America Movil gained 1.3 percent today to 12.9 pesos, Cemex rose 1.2 to 15.21 pesos, and ICA gained 3.3 percent to 27.55 pesos.
“We anticipate turmoil in the Mexican stock exchange,” Deutsche Bank AG said in a research note following Pena Nieto’s announcement yesterday. “President Pena Nieto’s fiscal reform initiative should ultimately translate into more robust public finances. However, the short-term impact on several industries and companies could prove to be adverse.”
Shares of Bolsa Mexicana de Valores SAB, the operator of Mexico’s stock exchange, gained 1 percent to 31.9 pesos.
The proposals won support from Jesus Zambrano, head of the opposition Democratic Revolution Party. “Essentially we are in total agreement and there are elements to support” in the bill, Zambrano said in an interview.

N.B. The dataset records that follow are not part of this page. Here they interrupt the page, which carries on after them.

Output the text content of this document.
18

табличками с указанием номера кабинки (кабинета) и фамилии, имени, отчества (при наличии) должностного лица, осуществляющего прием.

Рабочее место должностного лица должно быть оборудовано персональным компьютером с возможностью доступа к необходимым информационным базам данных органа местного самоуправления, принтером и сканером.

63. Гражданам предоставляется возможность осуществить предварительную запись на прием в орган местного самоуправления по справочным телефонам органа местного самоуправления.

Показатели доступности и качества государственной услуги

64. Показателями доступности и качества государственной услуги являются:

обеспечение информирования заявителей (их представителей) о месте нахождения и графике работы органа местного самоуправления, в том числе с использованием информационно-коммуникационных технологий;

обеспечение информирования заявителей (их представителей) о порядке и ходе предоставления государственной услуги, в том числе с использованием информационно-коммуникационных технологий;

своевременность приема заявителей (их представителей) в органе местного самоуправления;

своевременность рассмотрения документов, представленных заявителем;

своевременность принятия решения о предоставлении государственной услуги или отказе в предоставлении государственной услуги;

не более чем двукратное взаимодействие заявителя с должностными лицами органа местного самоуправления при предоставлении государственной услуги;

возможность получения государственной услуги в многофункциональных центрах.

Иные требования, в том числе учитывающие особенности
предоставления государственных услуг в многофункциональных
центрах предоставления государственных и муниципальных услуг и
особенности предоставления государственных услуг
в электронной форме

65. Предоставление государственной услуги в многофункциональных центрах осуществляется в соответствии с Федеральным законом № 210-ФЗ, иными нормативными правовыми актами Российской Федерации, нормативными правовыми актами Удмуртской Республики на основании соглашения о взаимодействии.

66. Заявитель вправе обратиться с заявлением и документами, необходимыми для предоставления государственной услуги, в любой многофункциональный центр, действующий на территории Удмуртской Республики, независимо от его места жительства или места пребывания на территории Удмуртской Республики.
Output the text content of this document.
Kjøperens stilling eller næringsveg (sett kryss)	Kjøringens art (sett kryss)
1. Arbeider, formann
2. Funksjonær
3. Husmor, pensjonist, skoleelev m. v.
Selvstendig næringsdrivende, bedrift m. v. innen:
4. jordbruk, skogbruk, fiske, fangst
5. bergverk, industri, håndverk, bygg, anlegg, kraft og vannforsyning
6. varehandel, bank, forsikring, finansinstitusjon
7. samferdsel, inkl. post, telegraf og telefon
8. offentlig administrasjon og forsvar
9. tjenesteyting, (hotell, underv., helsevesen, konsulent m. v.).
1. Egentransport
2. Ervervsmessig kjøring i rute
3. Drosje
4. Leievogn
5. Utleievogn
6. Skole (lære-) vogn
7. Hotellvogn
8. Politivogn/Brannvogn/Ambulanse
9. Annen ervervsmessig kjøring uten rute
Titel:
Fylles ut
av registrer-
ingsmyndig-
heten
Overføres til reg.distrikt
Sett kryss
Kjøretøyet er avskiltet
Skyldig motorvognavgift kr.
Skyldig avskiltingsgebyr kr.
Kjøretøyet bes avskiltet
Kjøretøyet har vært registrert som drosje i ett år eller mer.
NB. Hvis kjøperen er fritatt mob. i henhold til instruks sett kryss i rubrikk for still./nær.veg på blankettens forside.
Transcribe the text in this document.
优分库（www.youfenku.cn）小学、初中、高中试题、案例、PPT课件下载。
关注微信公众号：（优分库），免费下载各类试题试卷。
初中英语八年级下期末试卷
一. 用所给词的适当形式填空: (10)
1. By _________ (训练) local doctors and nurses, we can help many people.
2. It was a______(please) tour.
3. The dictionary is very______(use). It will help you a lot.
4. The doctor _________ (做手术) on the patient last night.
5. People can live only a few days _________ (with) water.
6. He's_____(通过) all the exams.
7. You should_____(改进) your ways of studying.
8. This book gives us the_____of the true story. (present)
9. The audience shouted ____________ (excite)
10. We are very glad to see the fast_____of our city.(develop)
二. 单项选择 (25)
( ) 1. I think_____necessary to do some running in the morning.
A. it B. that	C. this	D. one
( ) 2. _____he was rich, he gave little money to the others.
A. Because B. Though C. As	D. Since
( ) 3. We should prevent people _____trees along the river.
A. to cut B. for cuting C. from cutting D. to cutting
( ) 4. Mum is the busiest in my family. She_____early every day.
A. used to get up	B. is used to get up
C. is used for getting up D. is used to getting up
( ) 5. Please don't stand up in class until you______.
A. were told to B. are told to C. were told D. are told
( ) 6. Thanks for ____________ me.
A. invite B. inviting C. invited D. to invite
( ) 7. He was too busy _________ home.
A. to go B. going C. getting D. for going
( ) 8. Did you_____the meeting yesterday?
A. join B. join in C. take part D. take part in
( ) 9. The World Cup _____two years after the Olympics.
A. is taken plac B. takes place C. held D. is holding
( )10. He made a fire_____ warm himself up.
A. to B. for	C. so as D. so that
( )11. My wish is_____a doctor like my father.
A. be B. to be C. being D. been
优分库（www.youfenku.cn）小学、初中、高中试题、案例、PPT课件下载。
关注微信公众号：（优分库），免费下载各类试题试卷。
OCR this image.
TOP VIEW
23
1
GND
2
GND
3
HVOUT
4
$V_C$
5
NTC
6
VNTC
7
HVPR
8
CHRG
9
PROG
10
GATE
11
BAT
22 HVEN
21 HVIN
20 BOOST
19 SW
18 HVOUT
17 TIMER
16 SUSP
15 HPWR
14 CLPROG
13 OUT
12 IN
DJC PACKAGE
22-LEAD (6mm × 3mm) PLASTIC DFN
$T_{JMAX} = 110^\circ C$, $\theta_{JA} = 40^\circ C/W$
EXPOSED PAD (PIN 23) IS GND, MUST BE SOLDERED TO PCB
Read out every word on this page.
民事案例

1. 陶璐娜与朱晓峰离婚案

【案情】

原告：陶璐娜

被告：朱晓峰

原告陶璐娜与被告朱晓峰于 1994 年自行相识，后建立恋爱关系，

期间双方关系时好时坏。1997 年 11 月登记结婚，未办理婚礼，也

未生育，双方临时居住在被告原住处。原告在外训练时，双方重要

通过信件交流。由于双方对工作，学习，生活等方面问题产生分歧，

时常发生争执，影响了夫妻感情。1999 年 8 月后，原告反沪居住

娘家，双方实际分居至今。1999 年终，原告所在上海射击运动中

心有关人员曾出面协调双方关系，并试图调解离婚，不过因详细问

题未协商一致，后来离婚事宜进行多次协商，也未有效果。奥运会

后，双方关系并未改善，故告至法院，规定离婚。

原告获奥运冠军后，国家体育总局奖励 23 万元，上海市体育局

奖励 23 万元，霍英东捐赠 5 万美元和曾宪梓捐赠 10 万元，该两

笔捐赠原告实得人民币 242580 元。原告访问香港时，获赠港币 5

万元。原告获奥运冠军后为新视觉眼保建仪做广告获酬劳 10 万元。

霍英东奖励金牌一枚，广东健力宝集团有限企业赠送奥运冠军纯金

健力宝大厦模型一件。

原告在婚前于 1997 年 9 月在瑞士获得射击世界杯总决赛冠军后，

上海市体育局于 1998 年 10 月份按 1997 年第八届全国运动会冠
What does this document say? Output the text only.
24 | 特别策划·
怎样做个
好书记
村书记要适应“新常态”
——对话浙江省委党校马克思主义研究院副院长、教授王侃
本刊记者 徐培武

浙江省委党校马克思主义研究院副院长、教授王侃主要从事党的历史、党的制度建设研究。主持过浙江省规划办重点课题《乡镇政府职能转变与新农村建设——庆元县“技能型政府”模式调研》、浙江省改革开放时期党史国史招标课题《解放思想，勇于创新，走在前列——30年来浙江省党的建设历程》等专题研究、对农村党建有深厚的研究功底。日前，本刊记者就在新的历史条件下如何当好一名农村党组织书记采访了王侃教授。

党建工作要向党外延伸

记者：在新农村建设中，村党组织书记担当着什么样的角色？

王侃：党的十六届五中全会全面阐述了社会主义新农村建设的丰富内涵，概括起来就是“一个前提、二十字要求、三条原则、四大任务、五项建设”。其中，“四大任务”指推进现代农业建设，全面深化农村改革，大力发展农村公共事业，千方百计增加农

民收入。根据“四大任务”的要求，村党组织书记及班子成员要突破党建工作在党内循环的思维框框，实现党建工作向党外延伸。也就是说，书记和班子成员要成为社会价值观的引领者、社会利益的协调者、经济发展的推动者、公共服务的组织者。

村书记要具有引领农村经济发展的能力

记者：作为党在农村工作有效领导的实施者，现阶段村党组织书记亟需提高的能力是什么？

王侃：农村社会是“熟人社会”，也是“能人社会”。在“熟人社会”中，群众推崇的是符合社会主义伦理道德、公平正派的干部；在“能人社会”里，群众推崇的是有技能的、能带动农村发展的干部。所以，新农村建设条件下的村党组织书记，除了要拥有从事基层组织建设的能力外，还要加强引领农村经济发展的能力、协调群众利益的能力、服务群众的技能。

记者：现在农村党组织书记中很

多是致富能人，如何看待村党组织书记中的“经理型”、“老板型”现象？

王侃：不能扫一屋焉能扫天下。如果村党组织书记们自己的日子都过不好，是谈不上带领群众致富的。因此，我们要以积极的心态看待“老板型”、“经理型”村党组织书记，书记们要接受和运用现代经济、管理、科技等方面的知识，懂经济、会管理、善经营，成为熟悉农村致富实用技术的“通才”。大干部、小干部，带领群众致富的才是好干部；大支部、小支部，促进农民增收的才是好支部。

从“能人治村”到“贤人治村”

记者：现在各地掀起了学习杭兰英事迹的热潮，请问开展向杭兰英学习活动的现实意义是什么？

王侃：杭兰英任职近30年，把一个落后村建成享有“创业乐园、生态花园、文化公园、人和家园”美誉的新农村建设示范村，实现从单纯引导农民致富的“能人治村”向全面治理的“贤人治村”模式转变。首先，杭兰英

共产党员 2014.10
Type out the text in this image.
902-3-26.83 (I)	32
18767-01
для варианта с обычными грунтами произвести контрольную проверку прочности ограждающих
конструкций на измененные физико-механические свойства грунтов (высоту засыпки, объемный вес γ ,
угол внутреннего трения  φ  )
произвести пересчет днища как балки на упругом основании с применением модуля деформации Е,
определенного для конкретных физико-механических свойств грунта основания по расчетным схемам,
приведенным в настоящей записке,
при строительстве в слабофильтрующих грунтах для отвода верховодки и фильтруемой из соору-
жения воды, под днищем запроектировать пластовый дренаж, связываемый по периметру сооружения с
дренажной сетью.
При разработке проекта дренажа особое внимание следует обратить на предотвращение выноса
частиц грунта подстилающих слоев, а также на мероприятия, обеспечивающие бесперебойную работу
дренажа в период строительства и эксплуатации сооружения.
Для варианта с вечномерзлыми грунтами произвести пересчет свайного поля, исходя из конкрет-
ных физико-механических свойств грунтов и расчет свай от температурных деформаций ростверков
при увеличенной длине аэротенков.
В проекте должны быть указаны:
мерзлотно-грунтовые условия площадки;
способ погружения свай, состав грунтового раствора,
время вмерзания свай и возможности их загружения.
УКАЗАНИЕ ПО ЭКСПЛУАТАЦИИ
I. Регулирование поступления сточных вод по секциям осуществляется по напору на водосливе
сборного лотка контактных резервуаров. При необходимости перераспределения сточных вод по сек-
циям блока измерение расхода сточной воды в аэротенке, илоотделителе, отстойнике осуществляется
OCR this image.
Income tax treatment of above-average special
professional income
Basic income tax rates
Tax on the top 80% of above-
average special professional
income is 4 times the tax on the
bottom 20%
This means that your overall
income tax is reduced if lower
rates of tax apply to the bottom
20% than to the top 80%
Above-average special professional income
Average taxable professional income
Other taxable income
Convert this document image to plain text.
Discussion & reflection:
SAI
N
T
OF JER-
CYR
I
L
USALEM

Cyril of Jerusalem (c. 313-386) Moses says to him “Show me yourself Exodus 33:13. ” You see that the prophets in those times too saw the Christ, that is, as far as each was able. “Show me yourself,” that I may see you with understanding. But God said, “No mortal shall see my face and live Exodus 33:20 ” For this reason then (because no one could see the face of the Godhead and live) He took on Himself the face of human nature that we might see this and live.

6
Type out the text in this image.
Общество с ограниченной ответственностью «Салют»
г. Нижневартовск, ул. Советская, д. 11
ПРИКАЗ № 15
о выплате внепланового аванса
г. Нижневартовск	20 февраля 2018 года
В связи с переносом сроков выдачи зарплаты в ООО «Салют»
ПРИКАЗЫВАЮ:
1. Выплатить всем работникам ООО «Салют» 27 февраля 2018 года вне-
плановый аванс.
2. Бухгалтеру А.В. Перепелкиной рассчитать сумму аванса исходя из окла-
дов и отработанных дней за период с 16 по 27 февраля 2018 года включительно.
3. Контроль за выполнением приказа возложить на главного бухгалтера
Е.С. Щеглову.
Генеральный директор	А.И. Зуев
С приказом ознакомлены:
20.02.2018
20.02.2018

The tax proposal also calls for lowering gasoline subsidies over the next two years, although at a slower pace than this year. The plan will also lower Pemex’s tax burden gradually until it is similar to that of other companies, although changes won’t take effect until 2015, Deputy Finance Minister for Revenue Miguel Messmacher said in an interview on the sidelines of yesterday’s tax bill announcement.
The proposed higher deficit would only be sustainable if new taxes are implemented, as they’ll “lend support to our indebtedness going forward,” Messmacher told reporters yesterday.